Industry players unite for MiFID II implementation with Project Sentinel
Project Sentinel, a collaborative initiative by a group of banks to mutualise the cost of MiFID II implementation in the OTC front office, has announced the creation of a normalised regulatory data model that assists investment firms to meet their MiFID II OTC sales and trading requirements.
Etrading Software, which has the project management office (PMO) role at Sentinel, says that dealing with MiFID requires substantial human resources, expertise and technology investment – which, if tackled on “an institution by institution basis, will demand substantial investment in areas that provide limited or no competitive advantage”.
Hence, the aim of Project Sentinel is to enable market participants to pool resources with their peer group in the non-competitive areas, such as MiFID II, by investing in a standards-based, strategic MiFID II compliant technology solution. This solution, explains Etrading, “streamlines and automates the business processes for the front-office, brings value and efficiency back to the business and reduces commercial risk”.

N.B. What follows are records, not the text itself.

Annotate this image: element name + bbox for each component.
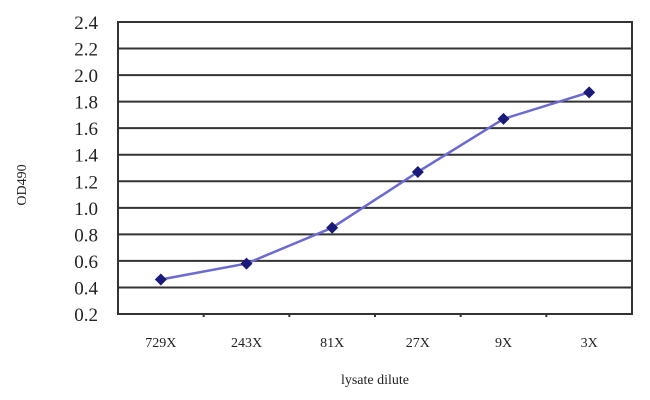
y-tick-label: 0.2 <box>74 305 98 326</box>
y-tick-label: 1.0 <box>74 199 98 220</box>
series-line <box>160 91 590 281</box>
data-point <box>583 86 596 99</box>
x-tick-labels: 729X 243X 81X 27X 9X 3X <box>145 336 597 351</box>
y-tick-label: 0.4 <box>74 278 98 299</box>
y-tick-label: 1.8 <box>74 93 98 114</box>
y-tick-label: 1.4 <box>74 146 98 167</box>
y-tick-label: 1.2 <box>74 172 98 193</box>
data-point <box>326 221 339 234</box>
data-point <box>154 273 167 286</box>
x-tick-label: 243X <box>231 336 262 351</box>
y-tick-label: 2.0 <box>74 66 98 87</box>
x-tick-label: 3X <box>581 336 598 351</box>
y-tick-label: 0.8 <box>74 225 98 246</box>
y-tick-label: 1.6 <box>74 119 98 140</box>
data-point <box>497 112 510 125</box>
y-tick-label: 2.4 <box>74 13 98 34</box>
x-tick-label: 9X <box>495 336 512 351</box>
x-tick-label: 729X <box>145 336 176 351</box>
data-point <box>240 257 253 270</box>
x-axis-label: lysate dilute <box>341 373 409 388</box>
y-tick-labels: 0.2 0.4 0.6 0.8 1.0 1.2 1.4 1.6 1.8 2.0 2.2 2.4 <box>74 13 98 326</box>
y-tick-label: 0.6 <box>74 252 98 273</box>
y-tick-label: 2.2 <box>74 40 98 61</box>
plot-area-border <box>117 21 633 315</box>
x-tick-label: 27X <box>406 336 430 351</box>
data-point <box>411 165 424 178</box>
series-layer <box>154 86 596 286</box>
y-axis-label: OD490 <box>15 164 30 205</box>
x-tick-label: 81X <box>320 336 344 351</box>
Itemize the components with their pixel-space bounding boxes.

The collaborative initiative focuses on:
- reducing costs and risks through the mutualisation of analysis, interpretation and implementation;
- reducing compliance costs thanks to sharing of costs of IT investment;
- economies of scale to create a competitive, market-leading, “best-in-class”solution;
- ensuring dedicated, focused resources working on a single project;
- consistent interpretation of MiFID II across participating institutions;
- creating a flexible solution that can be adapted to other regulatory regimes such as EMIR and Dodd-Frank.
What’s next?
The next phase of Project Sentinel is mapping out the MiFID II compliant workflows for the core variations of:
- interaction types;
- client types;
- trading models;
- venue types;
- instruments across the trading lifecycle.
This will then lead to the selection of best-of-breed technology solutions – buy or build – for the new market structure to come, says Etrading.